One of the main goals of the diary digitization project is to create printed versions of Julia Brumfield's diaries to distribute to family with little internet access. The links between manuscript pages and articles described below provide the raw material for a print index. Reading storing page-to-article links in RDBMS record makes indexing almost, but not quite trivial.

The "not quite" part comes from possible need for index sub-topics. Linking every instance of "tobacco" is not terribly useful in a diary of life on a tobacco farm. It would still be nice to group planting, stripping, or barn-building under "Tobacco" in a printed index, however.

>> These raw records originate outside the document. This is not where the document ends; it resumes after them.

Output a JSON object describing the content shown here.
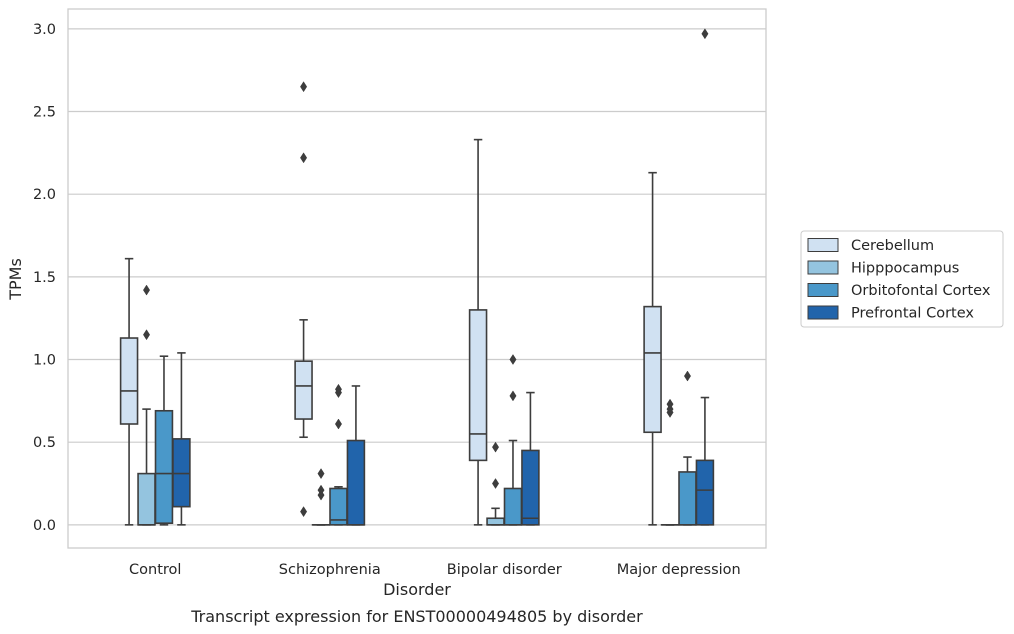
{
  "chart_data": {
    "type": "box",
    "caption": "Transcript expression for ENST00000494805 by disorder",
    "xlabel": "Disorder",
    "ylabel": "TPMs",
    "ylim": [
      -0.14,
      3.12
    ],
    "yticks": [
      0.0,
      0.5,
      1.0,
      1.5,
      2.0,
      2.5,
      3.0
    ],
    "ytick_labels": [
      "0.0",
      "0.5",
      "1.0",
      "1.5",
      "2.0",
      "2.5",
      "3.0"
    ],
    "grid": "horizontal",
    "legend_placement": "right",
    "categories": [
      "Control",
      "Schizophrenia",
      "Bipolar disorder",
      "Major depression"
    ],
    "series": [
      {
        "name": "Cerebellum",
        "color": "#d0e1f2",
        "boxes": [
          {
            "whislo": 0.0,
            "q1": 0.61,
            "med": 0.81,
            "q3": 1.13,
            "whishi": 1.61,
            "fliers": []
          },
          {
            "whislo": 0.53,
            "q1": 0.64,
            "med": 0.84,
            "q3": 0.99,
            "whishi": 1.24,
            "fliers": [
              0.08,
              2.22,
              2.65
            ]
          },
          {
            "whislo": 0.0,
            "q1": 0.39,
            "med": 0.55,
            "q3": 1.3,
            "whishi": 2.33,
            "fliers": []
          },
          {
            "whislo": 0.0,
            "q1": 0.56,
            "med": 1.04,
            "q3": 1.32,
            "whishi": 2.13,
            "fliers": []
          }
        ]
      },
      {
        "name": "Hipppocampus",
        "color": "#94c4df",
        "boxes": [
          {
            "whislo": 0.0,
            "q1": 0.0,
            "med": 0.0,
            "q3": 0.31,
            "whishi": 0.7,
            "fliers": [
              1.15,
              1.42
            ]
          },
          {
            "whislo": 0.0,
            "q1": 0.0,
            "med": 0.0,
            "q3": 0.0,
            "whishi": 0.0,
            "fliers": [
              0.18,
              0.21,
              0.31
            ]
          },
          {
            "whislo": 0.0,
            "q1": 0.0,
            "med": 0.0,
            "q3": 0.04,
            "whishi": 0.1,
            "fliers": [
              0.25,
              0.47
            ]
          },
          {
            "whislo": 0.0,
            "q1": 0.0,
            "med": 0.0,
            "q3": 0.0,
            "whishi": 0.0,
            "fliers": [
              0.68,
              0.7,
              0.73
            ]
          }
        ]
      },
      {
        "name": "Orbitofontal Cortex",
        "color": "#4a98c9",
        "boxes": [
          {
            "whislo": 0.0,
            "q1": 0.01,
            "med": 0.31,
            "q3": 0.69,
            "whishi": 1.02,
            "fliers": []
          },
          {
            "whislo": 0.0,
            "q1": 0.0,
            "med": 0.03,
            "q3": 0.22,
            "whishi": 0.23,
            "fliers": [
              0.61,
              0.8,
              0.82
            ]
          },
          {
            "whislo": 0.0,
            "q1": 0.0,
            "med": 0.0,
            "q3": 0.22,
            "whishi": 0.51,
            "fliers": [
              0.78,
              1.0
            ]
          },
          {
            "whislo": 0.0,
            "q1": 0.0,
            "med": 0.0,
            "q3": 0.32,
            "whishi": 0.41,
            "fliers": [
              0.9
            ]
          }
        ]
      },
      {
        "name": "Prefrontal Cortex",
        "color": "#2164ab",
        "boxes": [
          {
            "whislo": 0.0,
            "q1": 0.11,
            "med": 0.31,
            "q3": 0.52,
            "whishi": 1.04,
            "fliers": []
          },
          {
            "whislo": 0.0,
            "q1": 0.0,
            "med": 0.0,
            "q3": 0.51,
            "whishi": 0.84,
            "fliers": []
          },
          {
            "whislo": 0.0,
            "q1": 0.0,
            "med": 0.04,
            "q3": 0.45,
            "whishi": 0.8,
            "fliers": []
          },
          {
            "whislo": 0.0,
            "q1": 0.0,
            "med": 0.21,
            "q3": 0.39,
            "whishi": 0.77,
            "fliers": [
              2.97
            ]
          }
        ]
      }
    ]
  }
}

One way to accomplish this is to categorize articles by topic. This would provide an optional overlay to the article-based indexing, so that the printed index could list all references to each article, plus references to articles for all topics. If Feb 15th's "planting tobacco" was linked to an article on "Planting", but that Planting article was categorized under "Tobacco", the algorithm to generate a printed index could list the link in both places:
Planting: Feb. 15
Tobacco: Planting: Feb 15.

Pseudocode to do this:
indexable_subjects = merge all category titles with all article titles for each subject in indexable_subjects { print the subject title find any article with title == subject for each link from a page to that article { print the page in a reference format } find any category with title == subject for each article in that category print the article title for each link from a page to that article { print the page in a reference format } } }

Using an N:N categorization scheme would make this very flexible, indeed. I'd probably still want to present the auto-generated index to the user for review and cleanup before printing. Since this is my only mechanism for classification, some categories ("Personal Names", "Places") could be broken out into their own separate indexes.